Meanwhile, thermoplastic composites (TPCs) have been developed for over two decades now, aimed at both aircraft and nonaerospace applications. Although thermoplastics, like thermosets, must be thoroughly consolidated to achieve required part surface quality and acceptable void content (<2% in aerospace), they do not crosslink, and therefore, offer abbreviated cycle times. They also are inherently fatigue-resistant (addressing a key concern for aircraft manufacturers) and provide toughness, durability and recyclability.

It makes sense, then, that automated placement, unidirectional (UD) tape and thermoplastics have recently converged. But the momentum it has gained is a bit breathtaking: In CW’s 2017 print article and Blog series on automated preforming, as well as its two-part 2018 series on in-situ consolidation of TPCs, the potential for placement, consolidation and real-time inspection of thermoplastic composite tapes in a single step, without subsequent application of heat and pressure via autoclave or other means, is within reach.

The savings in time, capital and operating expenses that these TPC developments represent is impossible to ignore.
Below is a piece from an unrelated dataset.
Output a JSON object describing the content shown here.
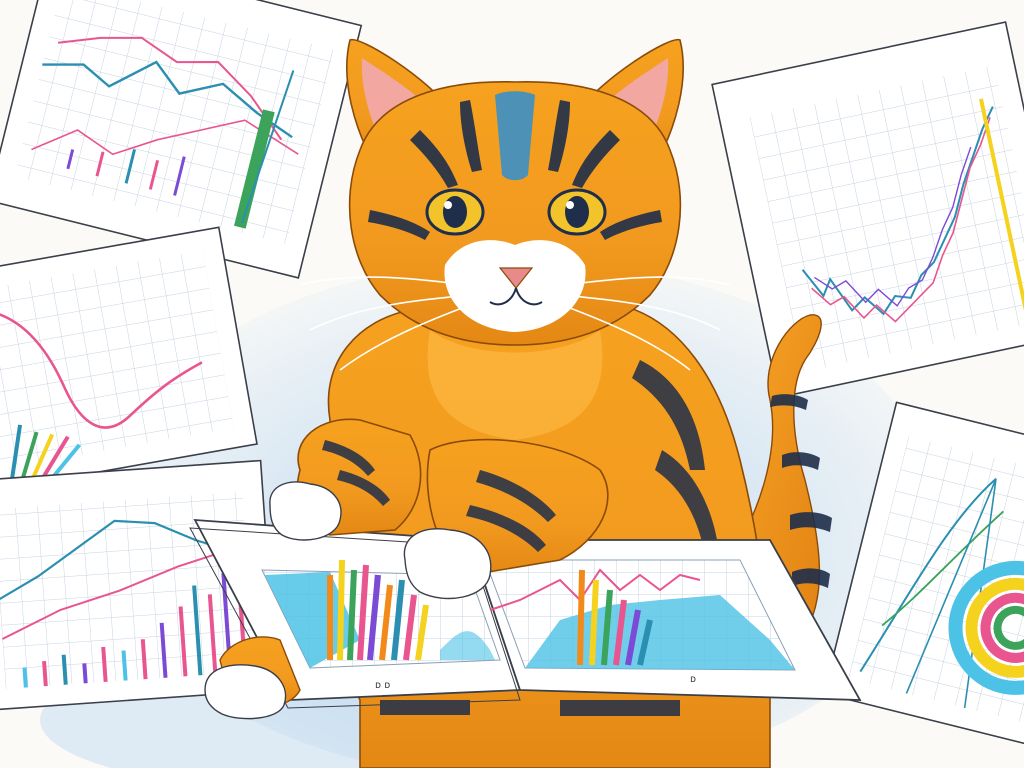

Indeed, for its recent TPC coverage, CW has been in contact with no less than 18 companies that offer automated tape placement technology: Accudyne, AFPT, Automated Dynamics, Automation Steeg and Hoffmeyer, Broetje, Cevotec, Composite Alliance Corp., Compositence, Coriolis Composites, Dieffenbacher, Fill, Mikrosam, MTorres, Novotech, Tri-Mack Plastics, Van Wees UD and Crossply Technology, Voith Composites and the Quilted Stratum Process (QSP) at Cetim. This list is by no means exhaustive. Others are doing the same and still others are focused on overmolding of tailored tape blanks, which is a purely TPC process. (Discover more about this developing technology at CW’s upcoming conference “Composites Overmolding: A 1-minute cycle time initiative,” June 13-14, 2018.) Notably, a once fragmented supply chain is now coming together into a more integrated, streamlined whole, offering truly industrial capacity in both aerospace and nonaerospace markets.

Two key examples of this include the development of flexible, fully automated production lines by partners Airborne (The Hague, The Netherlands), Siemens (Plano, TX, US) and SABIC (Bergen op Zoom, The Netherlands), which will use the latter’s UDMAX thermoplastic composite tapes to produce hundreds of thousands to millions of parts per year at radically lower cost. “We are building an actual production line, which will produce parts later this year.” says SABIC business leader for composites Gino Francato. Target markets include aerospace, commercial vehicles (trucks) and pipes, with the first applications slated for automotive and consumer electronics.

Meanwhile, Covestro (Leverkeusen, Germany) has partnered with the world’s No. 1 appliance supplier Haier (Qingdao, China) to use continuous fiber-reinforced thermoplastic (CFRTP) composites in the housing of the high-end Casarte line of “smart” air conditioners. Covestro’s unidirectional polycarbonate tape solution provides not only lightweight and durability, but also eliminates post-forming finishing processes like sandblasting, brushing and anodizing required by metals.

Exactly one year ago, CW sat down with Tim Herr, aerospace director at Victrex (Thornton-Cleveleys, UK) and Tom Kneath, director of sales and marketing for Tri-Mack Plastics Mfg. Corp. (Bristol, RI, US) to discuss the formation of TxV Aero Composites. “Thermoplastic composites has been ‘the next big thing’ for 30 years,” said Herr. The drive to abbreviate part production cycles has come full-circle. “More recently,” he pointed out, “the commercial aerospace market has signaled that thermoplastic composites are the material of the future that will enable them to achieve necessary cost reduction via highly automated production systems. Manufacturers have made it clear to us that their throughput rate must be higher than it is today.”

And it is no mere coincidence that Hexcel (Stamford, CT, US), the principal supplier of carbon fiber to Airbus for its commercial aircaft, partnered with thermoplastics source Arkema (Columbes, France) a mere two weeks after Toray Industries (Tokyo, Japan), the carbon fiber source for Boeing, announced its impending acquisition of multinational thermoplastics giant TenCate Advanced Composites (Morgan Hill, CA, US and Nijverdal, The Netherlands). This follows earlier 2018 press releases from Daher (Marseille, France) and LMI Aerospace (St. Louis, MO, US) touting multi-year contracts with Boeing for thermoplastic composite parts.

That long-predicted future opportunity for TPCs seems to be materializing now. And perhaps the optimistic projections are actually justified, with the swell generated by automotive and other nonaerospace markets coinciding with the wave beginning to crest in commercial aircraft. Should be an interesting ride.